Myją, farbują włosy, przygotowują paznokcie, malują. Pracownicy prosektoriów pracują przy ciałach zmarłych i dbają o to, żeby dobrze wyglądały przy pochówku. Z czym się mierzą? Jak opisują swoją pracę? Ciekawa rozmowa pojawiła się na portalu echodnia.eu, w której pani Marlena odkrywa tajemnice tego, co dzieje się za zamkniętymi drzwiami.
Jak przyznaje, mimo upływu czasu, wciąż pamięta pierwszy dzień pracy. Musiała wejść do prosektorium, w którym leżało około piętnastu ciał. Były emocje. Z czasem jednak zaczęła traktować tę pracę, jako coś normalnego, a nawet satysfakcjonującego. Cieszy się, że potrafi sprawić, by zmarli wyglądali tak dobrze, jak za życia. A co z tymi, którzy ulegli ciężkim wypadkom?
Niektórych ran nie da się zatuszować. Czasami nie da się zrobić zbyt wiele… w takich przypadkach pracownicy prosektoriów rekomendują, by nie pokazywać ciała zmarłego podczas pogrzebu.
„Najtrudniej jest z ciałami osób, które wpadły pod pociąg lub uległy jakimś innym, poważnym wypadkom komunikacyjnym. Wtedy zdarza się, że sami odradzamy rodzinie oglądanie tego widoku” – przyznaje w rozmowie z echodnia.eu.
Wydaje się, że osoby, które decydują się na podjęcie zawodu i pracę w prosektoriach, są uodpornieni na więcej, niż przeciętny człowiek, ale i tu zdarza się, że emocje biorą górę.

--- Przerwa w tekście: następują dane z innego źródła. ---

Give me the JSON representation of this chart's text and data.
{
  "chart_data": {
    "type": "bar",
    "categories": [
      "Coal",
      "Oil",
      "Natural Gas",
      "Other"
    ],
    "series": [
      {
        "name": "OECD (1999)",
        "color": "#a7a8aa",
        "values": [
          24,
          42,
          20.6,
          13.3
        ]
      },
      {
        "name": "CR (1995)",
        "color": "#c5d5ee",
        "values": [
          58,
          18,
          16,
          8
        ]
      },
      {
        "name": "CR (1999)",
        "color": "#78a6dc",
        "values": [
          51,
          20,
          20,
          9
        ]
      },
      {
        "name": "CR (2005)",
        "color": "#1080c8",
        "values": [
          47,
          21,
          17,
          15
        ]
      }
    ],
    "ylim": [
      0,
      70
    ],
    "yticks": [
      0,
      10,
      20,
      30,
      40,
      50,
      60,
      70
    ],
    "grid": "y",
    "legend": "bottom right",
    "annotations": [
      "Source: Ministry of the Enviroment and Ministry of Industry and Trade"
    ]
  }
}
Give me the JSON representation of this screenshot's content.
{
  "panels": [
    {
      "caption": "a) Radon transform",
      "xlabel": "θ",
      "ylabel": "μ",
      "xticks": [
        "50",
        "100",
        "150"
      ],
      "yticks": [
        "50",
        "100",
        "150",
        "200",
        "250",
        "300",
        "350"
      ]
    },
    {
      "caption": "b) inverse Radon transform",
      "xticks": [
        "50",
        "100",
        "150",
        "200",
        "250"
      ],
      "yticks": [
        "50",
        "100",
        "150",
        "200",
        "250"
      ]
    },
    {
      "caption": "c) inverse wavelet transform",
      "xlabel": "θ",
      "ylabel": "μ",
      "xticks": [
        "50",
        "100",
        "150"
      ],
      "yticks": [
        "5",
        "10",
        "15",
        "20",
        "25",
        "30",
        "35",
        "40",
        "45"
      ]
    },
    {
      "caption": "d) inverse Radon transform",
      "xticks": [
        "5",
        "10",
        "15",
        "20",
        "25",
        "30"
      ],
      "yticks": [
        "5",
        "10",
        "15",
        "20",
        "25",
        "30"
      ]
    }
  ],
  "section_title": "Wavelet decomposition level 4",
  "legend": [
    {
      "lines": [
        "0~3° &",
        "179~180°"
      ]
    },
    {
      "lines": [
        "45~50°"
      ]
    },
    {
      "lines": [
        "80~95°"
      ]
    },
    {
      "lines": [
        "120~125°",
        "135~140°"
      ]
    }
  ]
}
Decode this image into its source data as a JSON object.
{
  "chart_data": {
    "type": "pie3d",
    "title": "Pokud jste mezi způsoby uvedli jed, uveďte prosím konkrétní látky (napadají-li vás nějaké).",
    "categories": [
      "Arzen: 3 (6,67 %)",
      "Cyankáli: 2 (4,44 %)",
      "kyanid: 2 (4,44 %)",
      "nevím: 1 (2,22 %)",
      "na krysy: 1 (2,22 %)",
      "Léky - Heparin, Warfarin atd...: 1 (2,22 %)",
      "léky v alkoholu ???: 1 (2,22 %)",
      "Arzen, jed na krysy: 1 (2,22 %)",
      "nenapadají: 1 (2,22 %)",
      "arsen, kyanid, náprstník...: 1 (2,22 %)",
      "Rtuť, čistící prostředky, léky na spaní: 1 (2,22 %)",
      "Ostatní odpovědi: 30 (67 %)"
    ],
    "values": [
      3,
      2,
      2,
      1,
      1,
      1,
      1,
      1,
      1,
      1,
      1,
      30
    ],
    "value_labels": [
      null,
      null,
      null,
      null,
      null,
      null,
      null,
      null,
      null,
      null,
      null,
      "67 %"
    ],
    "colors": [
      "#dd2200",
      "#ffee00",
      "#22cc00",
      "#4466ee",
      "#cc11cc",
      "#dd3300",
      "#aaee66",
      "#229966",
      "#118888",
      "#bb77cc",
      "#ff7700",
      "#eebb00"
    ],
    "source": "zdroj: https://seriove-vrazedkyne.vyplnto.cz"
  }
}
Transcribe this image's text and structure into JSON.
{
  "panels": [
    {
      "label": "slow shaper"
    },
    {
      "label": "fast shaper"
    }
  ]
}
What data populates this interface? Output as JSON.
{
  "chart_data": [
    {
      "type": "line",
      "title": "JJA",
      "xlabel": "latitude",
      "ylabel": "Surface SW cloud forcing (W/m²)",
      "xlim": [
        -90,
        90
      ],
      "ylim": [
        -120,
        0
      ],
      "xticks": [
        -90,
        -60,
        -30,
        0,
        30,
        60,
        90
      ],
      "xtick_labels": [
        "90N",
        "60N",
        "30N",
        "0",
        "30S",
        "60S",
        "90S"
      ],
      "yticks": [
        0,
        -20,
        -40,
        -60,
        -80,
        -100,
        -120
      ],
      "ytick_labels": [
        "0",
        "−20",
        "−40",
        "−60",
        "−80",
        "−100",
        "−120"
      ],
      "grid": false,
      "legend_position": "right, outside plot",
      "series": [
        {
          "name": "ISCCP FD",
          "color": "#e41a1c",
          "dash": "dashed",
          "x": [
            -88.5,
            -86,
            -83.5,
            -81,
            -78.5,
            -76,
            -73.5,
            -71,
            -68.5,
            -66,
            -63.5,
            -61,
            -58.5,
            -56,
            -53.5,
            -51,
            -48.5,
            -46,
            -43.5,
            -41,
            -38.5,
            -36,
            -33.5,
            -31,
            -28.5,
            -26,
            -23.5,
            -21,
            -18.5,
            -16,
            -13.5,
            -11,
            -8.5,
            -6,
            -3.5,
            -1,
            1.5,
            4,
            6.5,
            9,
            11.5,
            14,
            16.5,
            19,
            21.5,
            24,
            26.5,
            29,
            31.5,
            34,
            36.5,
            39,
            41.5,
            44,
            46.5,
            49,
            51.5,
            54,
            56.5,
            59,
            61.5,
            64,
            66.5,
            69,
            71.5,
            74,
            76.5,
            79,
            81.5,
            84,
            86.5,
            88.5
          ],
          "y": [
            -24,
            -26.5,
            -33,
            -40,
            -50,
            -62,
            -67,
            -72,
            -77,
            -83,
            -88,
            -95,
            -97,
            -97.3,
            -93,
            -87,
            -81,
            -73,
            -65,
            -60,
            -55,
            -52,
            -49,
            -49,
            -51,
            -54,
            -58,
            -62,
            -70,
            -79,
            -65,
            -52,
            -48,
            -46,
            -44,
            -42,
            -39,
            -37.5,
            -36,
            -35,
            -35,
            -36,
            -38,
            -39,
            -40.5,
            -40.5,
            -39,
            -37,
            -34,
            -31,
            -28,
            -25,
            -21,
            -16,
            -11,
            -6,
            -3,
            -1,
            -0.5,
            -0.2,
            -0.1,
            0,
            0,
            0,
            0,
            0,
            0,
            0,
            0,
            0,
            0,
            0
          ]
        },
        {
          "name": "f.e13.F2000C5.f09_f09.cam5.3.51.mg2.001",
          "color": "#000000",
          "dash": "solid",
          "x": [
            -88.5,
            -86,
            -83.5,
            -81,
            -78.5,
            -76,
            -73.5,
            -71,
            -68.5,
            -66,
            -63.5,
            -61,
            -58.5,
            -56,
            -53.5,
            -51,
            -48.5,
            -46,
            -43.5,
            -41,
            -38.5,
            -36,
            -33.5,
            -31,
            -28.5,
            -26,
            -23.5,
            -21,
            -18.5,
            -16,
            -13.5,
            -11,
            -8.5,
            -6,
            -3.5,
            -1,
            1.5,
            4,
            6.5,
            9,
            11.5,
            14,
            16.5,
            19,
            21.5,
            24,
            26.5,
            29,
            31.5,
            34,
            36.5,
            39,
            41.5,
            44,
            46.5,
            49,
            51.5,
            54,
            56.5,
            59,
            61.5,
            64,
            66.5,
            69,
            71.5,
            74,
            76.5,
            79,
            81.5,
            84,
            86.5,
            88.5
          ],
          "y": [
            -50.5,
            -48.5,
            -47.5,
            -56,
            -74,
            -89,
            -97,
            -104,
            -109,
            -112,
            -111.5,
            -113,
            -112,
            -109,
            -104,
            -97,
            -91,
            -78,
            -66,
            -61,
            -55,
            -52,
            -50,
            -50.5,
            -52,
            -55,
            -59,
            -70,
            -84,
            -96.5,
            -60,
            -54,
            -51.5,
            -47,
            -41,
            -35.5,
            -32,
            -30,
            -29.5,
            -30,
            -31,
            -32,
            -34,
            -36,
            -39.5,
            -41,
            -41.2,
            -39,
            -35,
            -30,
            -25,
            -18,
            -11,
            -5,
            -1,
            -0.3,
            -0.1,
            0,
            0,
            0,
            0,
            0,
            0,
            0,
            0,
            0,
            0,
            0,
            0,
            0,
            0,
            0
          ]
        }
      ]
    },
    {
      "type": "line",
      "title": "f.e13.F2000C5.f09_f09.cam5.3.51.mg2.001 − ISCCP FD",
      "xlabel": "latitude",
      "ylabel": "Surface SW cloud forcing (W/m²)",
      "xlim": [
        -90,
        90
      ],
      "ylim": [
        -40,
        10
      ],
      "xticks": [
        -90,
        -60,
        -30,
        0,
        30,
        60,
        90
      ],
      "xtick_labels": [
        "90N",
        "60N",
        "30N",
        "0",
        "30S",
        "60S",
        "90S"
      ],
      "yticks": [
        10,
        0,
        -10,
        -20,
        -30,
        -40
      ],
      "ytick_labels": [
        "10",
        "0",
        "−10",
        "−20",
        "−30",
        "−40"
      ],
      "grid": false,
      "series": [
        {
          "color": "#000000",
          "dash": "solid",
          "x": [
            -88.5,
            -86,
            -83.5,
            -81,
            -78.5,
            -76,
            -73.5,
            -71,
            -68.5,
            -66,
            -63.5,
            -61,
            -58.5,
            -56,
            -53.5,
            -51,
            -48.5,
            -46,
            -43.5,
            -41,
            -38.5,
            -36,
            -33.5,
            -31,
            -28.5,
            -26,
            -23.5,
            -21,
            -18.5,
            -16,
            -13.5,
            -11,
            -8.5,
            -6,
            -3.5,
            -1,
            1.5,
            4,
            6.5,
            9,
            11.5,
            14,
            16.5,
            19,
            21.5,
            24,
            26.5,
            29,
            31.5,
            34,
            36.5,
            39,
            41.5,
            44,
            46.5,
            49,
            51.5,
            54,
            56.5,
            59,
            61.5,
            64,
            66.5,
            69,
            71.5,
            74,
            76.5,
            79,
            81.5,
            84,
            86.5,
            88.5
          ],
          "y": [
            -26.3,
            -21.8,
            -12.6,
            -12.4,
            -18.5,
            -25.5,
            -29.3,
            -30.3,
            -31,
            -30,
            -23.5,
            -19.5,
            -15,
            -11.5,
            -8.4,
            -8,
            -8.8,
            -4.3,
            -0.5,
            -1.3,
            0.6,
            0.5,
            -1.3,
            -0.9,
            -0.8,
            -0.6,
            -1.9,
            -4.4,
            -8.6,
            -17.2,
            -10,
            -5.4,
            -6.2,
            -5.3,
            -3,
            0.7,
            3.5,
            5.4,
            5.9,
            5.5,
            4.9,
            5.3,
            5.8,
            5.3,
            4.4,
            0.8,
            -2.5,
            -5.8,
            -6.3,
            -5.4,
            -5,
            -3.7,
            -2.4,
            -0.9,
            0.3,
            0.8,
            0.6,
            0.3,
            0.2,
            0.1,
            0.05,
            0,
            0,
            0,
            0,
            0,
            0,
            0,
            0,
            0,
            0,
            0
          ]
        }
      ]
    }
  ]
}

„Największe emocje wywołują u mnie dzieci. My także nie mamy serc z kamienia i kiedy trafiają do nas maleńkie ciałka dzieci, często nie potrafimy ukryć wzruszenia. Nigdy nie zapomnę małej, pięknej buzi około trzyletniego chłopca, który dosyć długo chorował. Do tej pory nie potrafię mówić ani nawet myśleć o tym bez żadnych emocji” – mówiła w wywiadzie.